La joven se dirigió a la puerta que cerró disimulando su mala gana, y tomó asiento frente al sujeto que la observaba por arriba de los cristales de sus anteojos de marco plateado.

El silencio infinito solo se rasgaba con el doble tic, toc, tic, toc de dos relojes de pared con péndulo que no coordinaban el segundero entre sí.

Se sintió incómoda e instintivamente se revolvió el cabello enrulado y rubio a fuerza de químicos, desviando la vista a los relojes en pugna.

—¿Están descompuestos? –preguntó meneando la cabeza en dirección a ellos.

—No –respondió lacónico Spadafora–. En tal caso uno al menos estaría en lo correcto, ¿no lo cree?

—O ambos podrían no tener nada que ver con el tiempo. “En tal caso” la medición es una convención caprichosa. No existe tal cosa –aseveró, solo espero que ahora no se le ocurra darme rompecabezas o estúpidas manchas de tinta para interpretar. Ya tuve suficiente de ello.

Spadafora simuló ignorar su comentario, pero tomó nota mental de cada palabra.

—He leído su legajo completo. Mi colega ha informado situaciones inquietantes –mientras lo decía se empujó los lentes con el dedo índice apoyado sobre el marco, y abrió una carpeta de cartulina de la que sacó una hoja impresa.

Ahora su dedo dibujaba círculos sobre el borde exterior de los labios finos y casi azulados, que revelaban algún tipo de enfermedad coronaria o pulmonar.

—Si bien respeto mucho la opinión del Dr. Mosqueira…

Mae se sobresaltó cuando Spadafora rasgó la hoja y la tiró al cesto de papeles.

—Confío más en mi propio criterio –continuó diciendo– y creo que arrancaremos por la foja cero. –La volvió a mirar por sobre los cristales.
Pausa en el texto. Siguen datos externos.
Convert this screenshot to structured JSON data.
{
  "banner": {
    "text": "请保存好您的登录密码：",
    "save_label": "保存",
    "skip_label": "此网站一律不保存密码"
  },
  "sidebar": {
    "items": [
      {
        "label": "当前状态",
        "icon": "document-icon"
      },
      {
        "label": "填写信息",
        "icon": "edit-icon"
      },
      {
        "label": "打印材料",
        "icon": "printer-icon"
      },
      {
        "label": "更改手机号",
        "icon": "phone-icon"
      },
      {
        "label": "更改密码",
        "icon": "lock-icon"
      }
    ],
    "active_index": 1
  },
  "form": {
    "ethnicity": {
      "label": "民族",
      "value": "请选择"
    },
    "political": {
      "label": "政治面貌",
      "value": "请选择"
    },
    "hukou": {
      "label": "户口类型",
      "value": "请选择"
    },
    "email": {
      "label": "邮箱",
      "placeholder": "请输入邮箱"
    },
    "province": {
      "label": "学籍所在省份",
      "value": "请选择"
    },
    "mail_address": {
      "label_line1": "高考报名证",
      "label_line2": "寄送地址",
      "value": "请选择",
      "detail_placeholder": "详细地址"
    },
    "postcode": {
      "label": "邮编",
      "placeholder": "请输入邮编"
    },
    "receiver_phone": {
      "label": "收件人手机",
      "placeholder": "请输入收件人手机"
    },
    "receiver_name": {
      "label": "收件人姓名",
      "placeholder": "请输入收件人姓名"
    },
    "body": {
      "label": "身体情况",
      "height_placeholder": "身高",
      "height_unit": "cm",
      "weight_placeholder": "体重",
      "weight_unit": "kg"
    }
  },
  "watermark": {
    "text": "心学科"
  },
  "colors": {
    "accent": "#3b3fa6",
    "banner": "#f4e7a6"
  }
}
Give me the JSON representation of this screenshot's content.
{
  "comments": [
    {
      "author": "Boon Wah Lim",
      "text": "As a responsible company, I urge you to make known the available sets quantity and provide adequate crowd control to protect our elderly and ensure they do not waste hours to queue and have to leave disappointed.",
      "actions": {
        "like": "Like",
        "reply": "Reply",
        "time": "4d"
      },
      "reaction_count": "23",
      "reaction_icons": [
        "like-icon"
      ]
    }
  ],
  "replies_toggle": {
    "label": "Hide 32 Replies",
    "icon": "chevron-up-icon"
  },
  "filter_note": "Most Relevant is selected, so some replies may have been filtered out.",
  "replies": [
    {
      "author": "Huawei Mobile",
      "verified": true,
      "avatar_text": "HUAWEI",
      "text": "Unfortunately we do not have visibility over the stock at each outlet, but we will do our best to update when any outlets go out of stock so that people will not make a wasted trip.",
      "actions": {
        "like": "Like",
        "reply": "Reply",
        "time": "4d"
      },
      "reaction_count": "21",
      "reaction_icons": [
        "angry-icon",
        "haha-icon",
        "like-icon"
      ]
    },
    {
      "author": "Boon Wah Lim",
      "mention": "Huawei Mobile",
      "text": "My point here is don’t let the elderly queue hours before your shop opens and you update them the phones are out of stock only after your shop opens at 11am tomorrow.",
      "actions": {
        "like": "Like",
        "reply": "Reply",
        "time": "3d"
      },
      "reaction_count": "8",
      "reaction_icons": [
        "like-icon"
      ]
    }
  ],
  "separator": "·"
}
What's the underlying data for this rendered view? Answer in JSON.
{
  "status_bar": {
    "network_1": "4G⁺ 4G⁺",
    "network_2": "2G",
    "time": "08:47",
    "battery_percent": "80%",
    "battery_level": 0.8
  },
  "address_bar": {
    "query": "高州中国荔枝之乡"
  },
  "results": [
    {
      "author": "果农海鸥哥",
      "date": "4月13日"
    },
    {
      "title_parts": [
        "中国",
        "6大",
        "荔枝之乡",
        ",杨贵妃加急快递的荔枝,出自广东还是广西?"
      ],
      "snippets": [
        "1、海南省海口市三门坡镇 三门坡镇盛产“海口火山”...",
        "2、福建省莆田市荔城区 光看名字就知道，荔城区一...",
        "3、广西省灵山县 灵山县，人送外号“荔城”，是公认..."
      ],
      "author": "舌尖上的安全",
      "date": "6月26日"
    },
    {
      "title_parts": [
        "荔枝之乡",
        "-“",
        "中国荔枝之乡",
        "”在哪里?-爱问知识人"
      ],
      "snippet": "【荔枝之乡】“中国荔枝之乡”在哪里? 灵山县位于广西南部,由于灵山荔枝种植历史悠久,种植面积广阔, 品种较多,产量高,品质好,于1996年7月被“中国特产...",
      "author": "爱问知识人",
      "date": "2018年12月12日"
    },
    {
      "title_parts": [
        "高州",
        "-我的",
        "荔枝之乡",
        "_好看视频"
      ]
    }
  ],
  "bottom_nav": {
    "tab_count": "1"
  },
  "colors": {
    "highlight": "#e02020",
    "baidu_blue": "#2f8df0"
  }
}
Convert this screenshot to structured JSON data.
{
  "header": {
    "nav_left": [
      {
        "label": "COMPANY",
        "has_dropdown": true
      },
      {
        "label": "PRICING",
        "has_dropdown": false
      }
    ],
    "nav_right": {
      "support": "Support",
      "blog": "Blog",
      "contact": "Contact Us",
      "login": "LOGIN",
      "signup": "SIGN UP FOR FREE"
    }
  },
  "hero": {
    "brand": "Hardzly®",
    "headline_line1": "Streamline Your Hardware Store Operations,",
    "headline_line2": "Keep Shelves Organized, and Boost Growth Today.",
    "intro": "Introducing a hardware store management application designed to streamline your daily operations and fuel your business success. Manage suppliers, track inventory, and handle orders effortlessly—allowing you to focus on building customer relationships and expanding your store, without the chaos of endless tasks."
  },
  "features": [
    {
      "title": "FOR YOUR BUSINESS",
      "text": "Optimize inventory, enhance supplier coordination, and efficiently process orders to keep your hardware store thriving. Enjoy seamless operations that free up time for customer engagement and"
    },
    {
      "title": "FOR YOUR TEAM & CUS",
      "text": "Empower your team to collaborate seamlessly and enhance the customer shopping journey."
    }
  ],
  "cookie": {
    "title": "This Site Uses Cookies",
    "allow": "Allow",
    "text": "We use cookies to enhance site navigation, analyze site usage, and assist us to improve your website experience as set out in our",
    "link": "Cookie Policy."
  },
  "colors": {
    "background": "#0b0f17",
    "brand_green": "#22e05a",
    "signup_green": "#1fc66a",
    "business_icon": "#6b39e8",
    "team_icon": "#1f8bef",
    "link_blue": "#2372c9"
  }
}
—Claro, sí, como usted disponga –dijo aún sorprendida.

Lo que usted diga, Dr. Strange, usted es el extraño, yo solo quiero dejar el pasado donde pertenece, bien atrás. Para eso estoy aquí, ¿no? Para reescribir “mi legajo”.

—Sin embargo –ahora su voz adquirió un tono marcial mientras se quitaba los lentes y se recostaba sobre el respaldo– que quede claro que esta es su última oportunidad. No se tolerarán dentro de la fuerza actitudes como las informadas por sus superiores. Está a prueba, señorita Silva, y bajo mi estricta supervisión y responsabilidad. Tendremos una charla semanal, indeclinable.

—Pero…

Spadafora interrumpió.

—La única razón para que nuestra cita no se concrete es que uno de nosotros o ambos estemos muertos. ¿Está claro?

—No creo necesario que de momento nadie muera, es un poco extremo, ¿no le parece? –Y expuso una sonrisa torva que se esfumó al instante.

—Miércoles a las 10:30, agente Silva. Deje la puerta abierta al salir, por favor.